US stocks trade mixed as investors cheer Nvidia earnings and assess debt ceiling talks
The Nasdaq led soared on Thursday on AI hype generated by Nvidia's big earnings report.
- Shares of the chipmaker shot up 24% in the session.
US stocks closed mixed but were mostly higher on Thursday as Nvidia's earnings results drove a strong rally in the Nasdaq Composite.
Shares of the chipmaker shot up 24% in the session, with the company on track to a achieve $1 trillion market valuation, joining the ranks of mega-cap tech titans like Alphabet, Apple, and Microsoft.
"The computer industry is going through two simultaneous transitions — accelerated computing and generative AI," Nvidia CEO Jensen Huang said.
Huang added: "A trillion dollars of installed global data center infrastructure will transition from general purpose to accelerated computing as companies race to apply generative AI into every product, service and business process."
Meanwhile, markets are awaiting news on the debt ceiling negotiations.
"It seems almost certain that we will not be able to get past early June," Treasury Secretary Janet Yellen said during at The Wall Street Journal's CEO Council Summit this week. "If Congress doesn't act to raise the debt ceiling, and if we hit the so-called X-date without that occurring, there will be some obligations that we will be unable to pay."
Here's where US indexes stood shortly after the 4:oo p.m.
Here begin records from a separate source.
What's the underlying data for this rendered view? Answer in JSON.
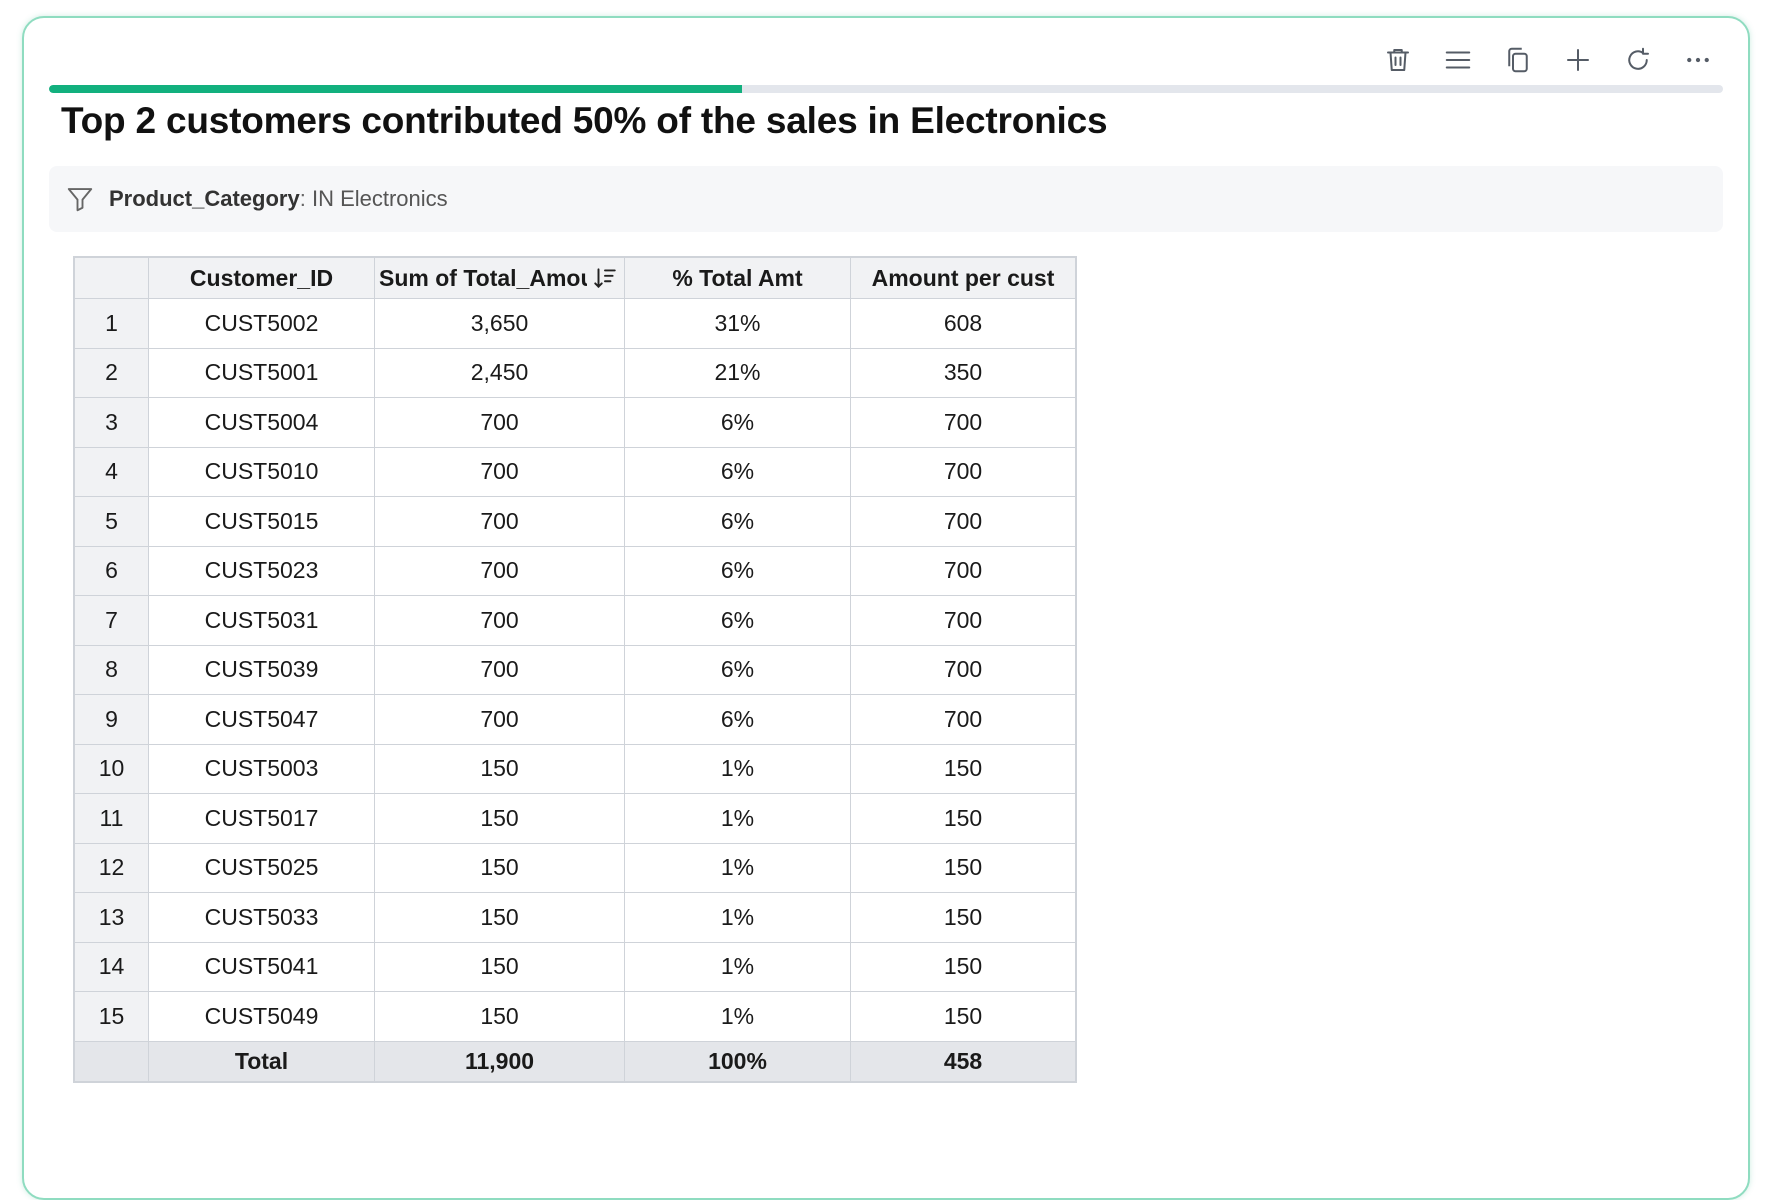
{
  "toolbar": {
    "items": [
      {
        "name": "delete",
        "icon": "trash-icon"
      },
      {
        "name": "menu",
        "icon": "hamburger-menu-icon"
      },
      {
        "name": "copy",
        "icon": "copy-icon"
      },
      {
        "name": "add",
        "icon": "plus-icon"
      },
      {
        "name": "refresh",
        "icon": "refresh-icon"
      },
      {
        "name": "more",
        "icon": "more-horizontal-icon"
      }
    ]
  },
  "progress": {
    "fraction": 0.414,
    "color": "#12b07e"
  },
  "title": "Top 2 customers contributed 50% of the sales in Electronics",
  "filter": {
    "icon": "filter-icon",
    "field": "Product_Category",
    "separator": ":",
    "value": " IN Electronics"
  },
  "table": {
    "columns": [
      "",
      "Customer_ID",
      "Sum of Total_Amount",
      "% Total Amt",
      "Amount per cust"
    ],
    "sort_icon": "sort-descending-icon",
    "rows": [
      {
        "idx": "1",
        "id": "CUST5002",
        "sum": "3,650",
        "pct": "31%",
        "per": "608"
      },
      {
        "idx": "2",
        "id": "CUST5001",
        "sum": "2,450",
        "pct": "21%",
        "per": "350"
      },
      {
        "idx": "3",
        "id": "CUST5004",
        "sum": "700",
        "pct": "6%",
        "per": "700"
      },
      {
        "idx": "4",
        "id": "CUST5010",
        "sum": "700",
        "pct": "6%",
        "per": "700"
      },
      {
        "idx": "5",
        "id": "CUST5015",
        "sum": "700",
        "pct": "6%",
        "per": "700"
      },
      {
        "idx": "6",
        "id": "CUST5023",
        "sum": "700",
        "pct": "6%",
        "per": "700"
      },
      {
        "idx": "7",
        "id": "CUST5031",
        "sum": "700",
        "pct": "6%",
        "per": "700"
      },
      {
        "idx": "8",
        "id": "CUST5039",
        "sum": "700",
        "pct": "6%",
        "per": "700"
      },
      {
        "idx": "9",
        "id": "CUST5047",
        "sum": "700",
        "pct": "6%",
        "per": "700"
      },
      {
        "idx": "10",
        "id": "CUST5003",
        "sum": "150",
        "pct": "1%",
        "per": "150"
      },
      {
        "idx": "11",
        "id": "CUST5017",
        "sum": "150",
        "pct": "1%",
        "per": "150"
      },
      {
        "idx": "12",
        "id": "CUST5025",
        "sum": "150",
        "pct": "1%",
        "per": "150"
      },
      {
        "idx": "13",
        "id": "CUST5033",
        "sum": "150",
        "pct": "1%",
        "per": "150"
      },
      {
        "idx": "14",
        "id": "CUST5041",
        "sum": "150",
        "pct": "1%",
        "per": "150"
      },
      {
        "idx": "15",
        "id": "CUST5049",
        "sum": "150",
        "pct": "1%",
        "per": "150"
      }
    ],
    "total": {
      "label": "Total",
      "sum": "11,900",
      "pct": "100%",
      "per": "458"
    }
  }
}
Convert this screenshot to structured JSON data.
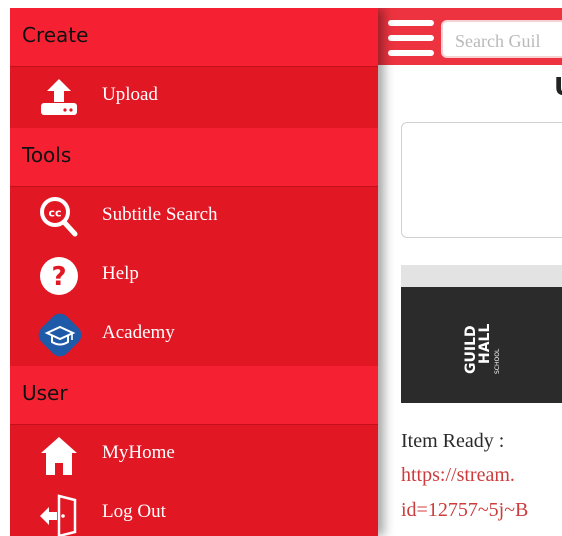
{
  "drawer": {
    "sections": [
      {
        "label": "Create"
      },
      {
        "label": "Tools"
      },
      {
        "label": "User"
      }
    ],
    "items": [
      {
        "label": "Upload",
        "icon": "upload-icon"
      },
      {
        "label": "Subtitle Search",
        "icon": "cc-search-icon"
      },
      {
        "label": "Help",
        "icon": "help-icon"
      },
      {
        "label": "Academy",
        "icon": "academy-icon"
      },
      {
        "label": "MyHome",
        "icon": "home-icon"
      },
      {
        "label": "Log Out",
        "icon": "logout-icon"
      }
    ]
  },
  "page": {
    "search_placeholder": "Search Guil",
    "title": "U",
    "media_logo_text": "GUILD HALL SCHOOL",
    "item_ready_label": "Item Ready :",
    "link_line1": "https://stream.",
    "link_line2": "id=12757~5j~B"
  },
  "colors": {
    "drawer": "#e11724",
    "section": "#f52132",
    "topbar": "#ee3340",
    "link": "#cc3c3c"
  }
}
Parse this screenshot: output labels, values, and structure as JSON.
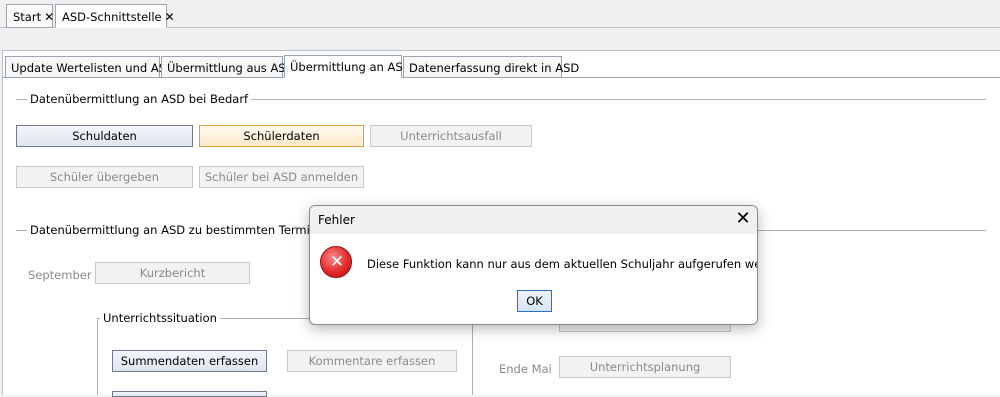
{
  "top_tabs": [
    {
      "label": "Start"
    },
    {
      "label": "ASD-Schnittstelle"
    }
  ],
  "sub_tabs": [
    {
      "label": "Update Wertelisten und ASV"
    },
    {
      "label": "Übermittlung aus ASD"
    },
    {
      "label": "Übermittlung an ASD"
    },
    {
      "label": "Datenerfassung direkt in ASD"
    }
  ],
  "section_bedarf": {
    "title": "Datenübermittlung an ASD bei Bedarf",
    "schuldaten": "Schuldaten",
    "schuelerdaten": "Schülerdaten",
    "unterrichtsausfall": "Unterrichtsausfall",
    "schueler_uebergeben": "Schüler übergeben",
    "schueler_anmelden": "Schüler bei ASD anmelden"
  },
  "section_termine": {
    "title": "Datenübermittlung an ASD zu bestimmten Terminen",
    "september_label": "September",
    "kurzbericht": "Kurzbericht",
    "unterrichtssituation_title": "Unterrichtssituation",
    "summendaten": "Summendaten erfassen",
    "kommentare": "Kommentare erfassen",
    "ende_mai_label": "Ende Mai",
    "unterrichtsplanung": "Unterrichtsplanung"
  },
  "dialog": {
    "title": "Fehler",
    "close_glyph": "✕",
    "error_glyph": "✕",
    "message": "Diese Funktion kann nur aus dem aktuellen Schuljahr aufgerufen werden!",
    "ok_label": "OK"
  }
}
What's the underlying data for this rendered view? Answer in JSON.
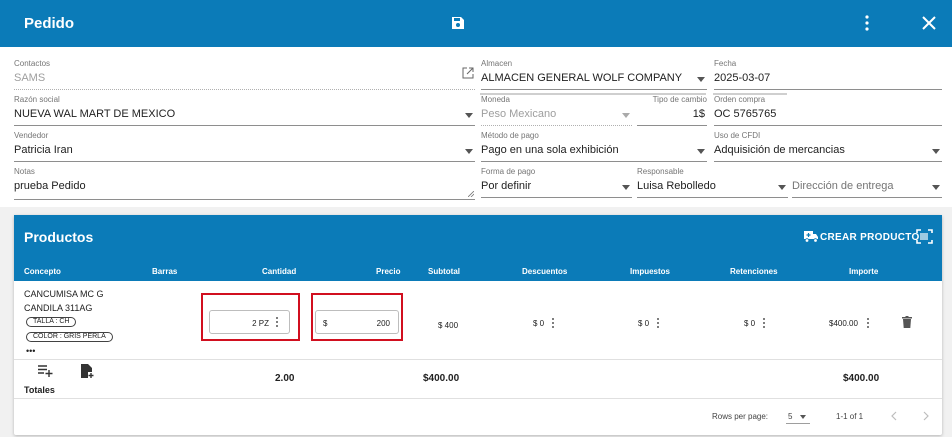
{
  "appbar": {
    "title": "Pedido"
  },
  "form": {
    "contactos": {
      "label": "Contactos",
      "value": "SAMS"
    },
    "razon": {
      "label": "Razón social",
      "value": "NUEVA WAL MART DE MEXICO"
    },
    "vendedor": {
      "label": "Vendedor",
      "value": "Patricia Iran"
    },
    "notas": {
      "label": "Notas",
      "value": "prueba Pedido"
    },
    "almacen": {
      "label": "Almacen",
      "value": "ALMACEN GENERAL WOLF COMPANY"
    },
    "moneda": {
      "label": "Moneda",
      "value": "Peso Mexicano"
    },
    "tipo_cambio": {
      "label": "Tipo de cambio",
      "value": "1$"
    },
    "metodo_pago": {
      "label": "Método de pago",
      "value": "Pago en una sola exhibición"
    },
    "forma_pago": {
      "label": "Forma de pago",
      "value": "Por definir"
    },
    "responsable": {
      "label": "Responsable",
      "value": "Luisa Rebolledo"
    },
    "fecha": {
      "label": "Fecha",
      "value": "2025-03-07"
    },
    "orden_compra": {
      "label": "Orden compra",
      "value": "OC  5765765"
    },
    "uso_cfdi": {
      "label": "Uso de CFDI",
      "value": "Adquisición de mercancias"
    },
    "direccion": {
      "placeholder": "Dirección de entrega"
    }
  },
  "products": {
    "title": "Productos",
    "create_label": "CREAR PRODUCTO",
    "columns": [
      "Concepto",
      "Barras",
      "Cantidad",
      "Precio",
      "Subtotal",
      "Descuentos",
      "Impuestos",
      "Retenciones",
      "Importe"
    ],
    "row": {
      "line1": "CANCUMISA MC G",
      "line2": "CANDILA 311AG",
      "chip_talla": "TALLA : CH",
      "chip_color": "COLOR : GRIS PERLA",
      "more": "•••",
      "cantidad": "2 PZ",
      "precio_symbol": "$",
      "precio": "200",
      "subtotal": "$ 400",
      "descuentos": "$ 0",
      "impuestos": "$ 0",
      "retenciones": "$ 0",
      "importe": "$400.00"
    },
    "totals": {
      "label": "Totales",
      "cantidad": "2.00",
      "subtotal": "$400.00",
      "importe": "$400.00"
    },
    "pagination": {
      "rows_label": "Rows per page:",
      "rows_value": "5",
      "range": "1-1 of 1"
    }
  },
  "colors": {
    "primary": "#0b7bb8",
    "highlight": "#d10f1f"
  }
}
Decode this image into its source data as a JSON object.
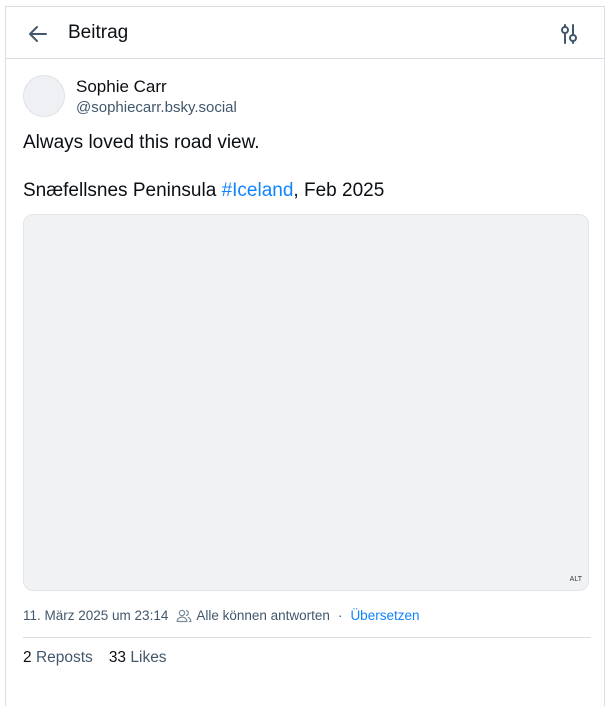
{
  "header": {
    "title": "Beitrag"
  },
  "post": {
    "author": {
      "display_name": "Sophie Carr",
      "handle": "@sophiecarr.bsky.social"
    },
    "text_line1": "Always loved this road view.",
    "text_line2_prefix": "Snæfellsnes Peninsula ",
    "hashtag": "#Iceland",
    "text_line2_suffix": ", Feb 2025",
    "image": {
      "alt_badge": "ALT"
    },
    "meta": {
      "timestamp": "11. März 2025 um 23:14",
      "reply_setting": "Alle können antworten",
      "separator": "·",
      "translate_label": "Übersetzen"
    },
    "stats": {
      "reposts_count": "2",
      "reposts_label": "Reposts",
      "likes_count": "33",
      "likes_label": "Likes"
    }
  },
  "colors": {
    "link": "#1083fe",
    "muted_text": "#42576c",
    "border": "#d9dee4",
    "image_placeholder": "#f1f2f4"
  },
  "icons": {
    "back": "arrow-left-icon",
    "settings": "sliders-icon",
    "reply_setting": "people-icon"
  }
}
ET open on Thursday:
- S&P 500:4,151.31, up 0.88%
- Dow Jones Industrial Average: 32,764.72, down 0.11% (35.20 points)
- Nasdaq Composite: 12,698.09, up 1.71%
Here's what else is happening:
- Insider breaks down everything you missed during Bill Ackman's first-quarter investor call on Wednesday.
- Nvidia's latest quarterly results indicates that there's an AI "goldrush" on the way for stocks, a top chip analyst says.
- The US central bank won't stop raising interest rates in 2023, according to a top-performing strategist says.
- Regional banks are almost "certainly" going to face a credit crunch, Nouriel Roubini says, which will erode growth in the US economy.
- Goldman Sachs chief David Solomon warned that US inflation will be much stickier than expected.
In commodities, bonds and crypto:
- West Texas Intermediate crude oil fell 3.25% to $71.93 per barrel. Brent crude, oil's international benchmark, dipped 2.72% to $76.23.
- Gold fell 1.2% to $1,940.50 per ounce.
- The yield on the 10-year Treasury rose 10 basis points to 3.82%.
- Bitcoin traded slightly higher at $26,487, while ether rose 1% to $1,811.